A variable frequency signal generator and a broadband amplifier (50 dB) was used to generate the RF voltage. A tunable capacitor (Cext = 2–22 pF) and an inductor (L = 16.5 μH, Micrometals T68-6 core) were engaged to tune the circuit into resonance at a frequency close to 13.56 MHz.

The Impedans Octiv, factory calibrated at 13.56 MHz, with a nominal accuracy 2% in the range of 13.56 ± 0.5 MHz, was used to measure the input voltage, current and phase shift before the coupler. In addition, a calibrated capacitive probe was used to measure independently, the voltage at the powered electrode. Fan cooling was used to reduce the temperature-related drift of the coupler losses to less than 10%.

Findings:

The graph below illustrates the power dissipated in the coupler versus rms current squared:

Figure 2: Deposition rate vs. electrode separation at constant RF power (5W) and constant ion flux (7.5 x 1017 ions m-2 s-1)

The following graph illustrates the discharge power as a function of the discharge voltage amplitude. The overall reproducibility of the measurements performed in different runs was about 10%. The different runs are represented by colored shapes.

Figure 3: Deposition rate vs. electrode separation for acrylic acid at constant RF power (5W) and constant ion flux (7.5 x 1017 ions m-2 s-1)

The graph below shows that the increase of the discharge power was always linked to an increase of the real part of the total impedance seen by the Octiv system.

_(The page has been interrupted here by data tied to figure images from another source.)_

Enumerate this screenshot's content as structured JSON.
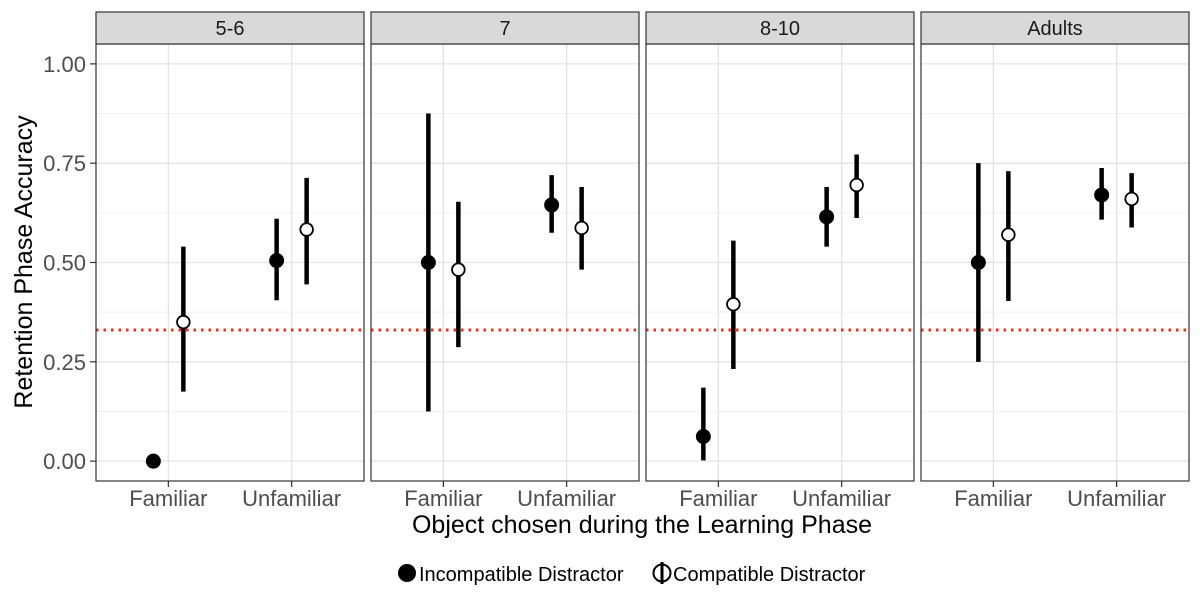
{
  "chart_data": {
    "type": "point-range",
    "facets": [
      "5-6",
      "7",
      "8-10",
      "Adults"
    ],
    "categories": [
      "Familiar",
      "Unfamiliar"
    ],
    "xlabel": "Object chosen during the Learning Phase",
    "ylabel": "Retention Phase Accuracy",
    "ylim": [
      -0.05,
      1.05
    ],
    "yticks": [
      0.0,
      0.25,
      0.5,
      0.75,
      1.0
    ],
    "ytick_labels": [
      "0.00",
      "0.25",
      "0.50",
      "0.75",
      "1.00"
    ],
    "reference_line": {
      "y": 0.33,
      "style": "dotted",
      "color": "#ff2a1a"
    },
    "grid": true,
    "legend": {
      "position": "bottom",
      "entries": [
        {
          "name": "Incompatible Distractor",
          "marker": "filled-circle"
        },
        {
          "name": "Compatible Distractor",
          "marker": "open-circle"
        }
      ]
    },
    "series": [
      {
        "name": "Incompatible Distractor",
        "marker": "filled",
        "points": [
          {
            "facet": "5-6",
            "category": "Familiar",
            "y": 0.0,
            "lo": null,
            "hi": null
          },
          {
            "facet": "5-6",
            "category": "Unfamiliar",
            "y": 0.505,
            "lo": 0.405,
            "hi": 0.61
          },
          {
            "facet": "7",
            "category": "Familiar",
            "y": 0.5,
            "lo": 0.125,
            "hi": 0.875
          },
          {
            "facet": "7",
            "category": "Unfamiliar",
            "y": 0.645,
            "lo": 0.575,
            "hi": 0.72
          },
          {
            "facet": "8-10",
            "category": "Familiar",
            "y": 0.062,
            "lo": 0.002,
            "hi": 0.185
          },
          {
            "facet": "8-10",
            "category": "Unfamiliar",
            "y": 0.615,
            "lo": 0.54,
            "hi": 0.69
          },
          {
            "facet": "Adults",
            "category": "Familiar",
            "y": 0.5,
            "lo": 0.25,
            "hi": 0.75
          },
          {
            "facet": "Adults",
            "category": "Unfamiliar",
            "y": 0.67,
            "lo": 0.608,
            "hi": 0.738
          }
        ]
      },
      {
        "name": "Compatible Distractor",
        "marker": "open",
        "points": [
          {
            "facet": "5-6",
            "category": "Familiar",
            "y": 0.35,
            "lo": 0.175,
            "hi": 0.54
          },
          {
            "facet": "5-6",
            "category": "Unfamiliar",
            "y": 0.583,
            "lo": 0.445,
            "hi": 0.713
          },
          {
            "facet": "7",
            "category": "Familiar",
            "y": 0.482,
            "lo": 0.287,
            "hi": 0.653
          },
          {
            "facet": "7",
            "category": "Unfamiliar",
            "y": 0.587,
            "lo": 0.482,
            "hi": 0.69
          },
          {
            "facet": "8-10",
            "category": "Familiar",
            "y": 0.395,
            "lo": 0.232,
            "hi": 0.555
          },
          {
            "facet": "8-10",
            "category": "Unfamiliar",
            "y": 0.695,
            "lo": 0.612,
            "hi": 0.772
          },
          {
            "facet": "Adults",
            "category": "Familiar",
            "y": 0.57,
            "lo": 0.403,
            "hi": 0.73
          },
          {
            "facet": "Adults",
            "category": "Unfamiliar",
            "y": 0.66,
            "lo": 0.588,
            "hi": 0.725
          }
        ]
      }
    ]
  }
}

Figure 4: The real part of the total circuit impedance with plasma on versus discharge voltage

The experiment found that the RF generator power required to sustain the discharge was in the range of 1–2 W, which makes the system compact and inexpensive. The high efficiency and simplicity of the coupling circuit allowed the authors to accurately characterize a number of the electrical properties of the micro-discharge: the dissipated power, the effective discharge resistance and capacitance as a function of the applied voltage.

Conclusion:

The experiment found that the RF generator power required to sustain the discharge was in the range of 1–2 W, which makes the system compact and inexpensive. The high efficiency and simplicity of the coupling circuit allowed the authors to accurately characterize a number of the electrical properties of the micro-discharge: the dissipated power, the effective discharge resistance and capacitance as a function of the applied voltage.

References:

D Marinov and N St J Braithwaite. “Power coupling and electrical characterization of a radio-frequency micro atmospheric pressure plasma jet”.Plasma Sources Sci. Technol. 23 (2014) 062005 (6pp). doi:10.1088/0963-0252/23/6/062005. Published 9 October 2014.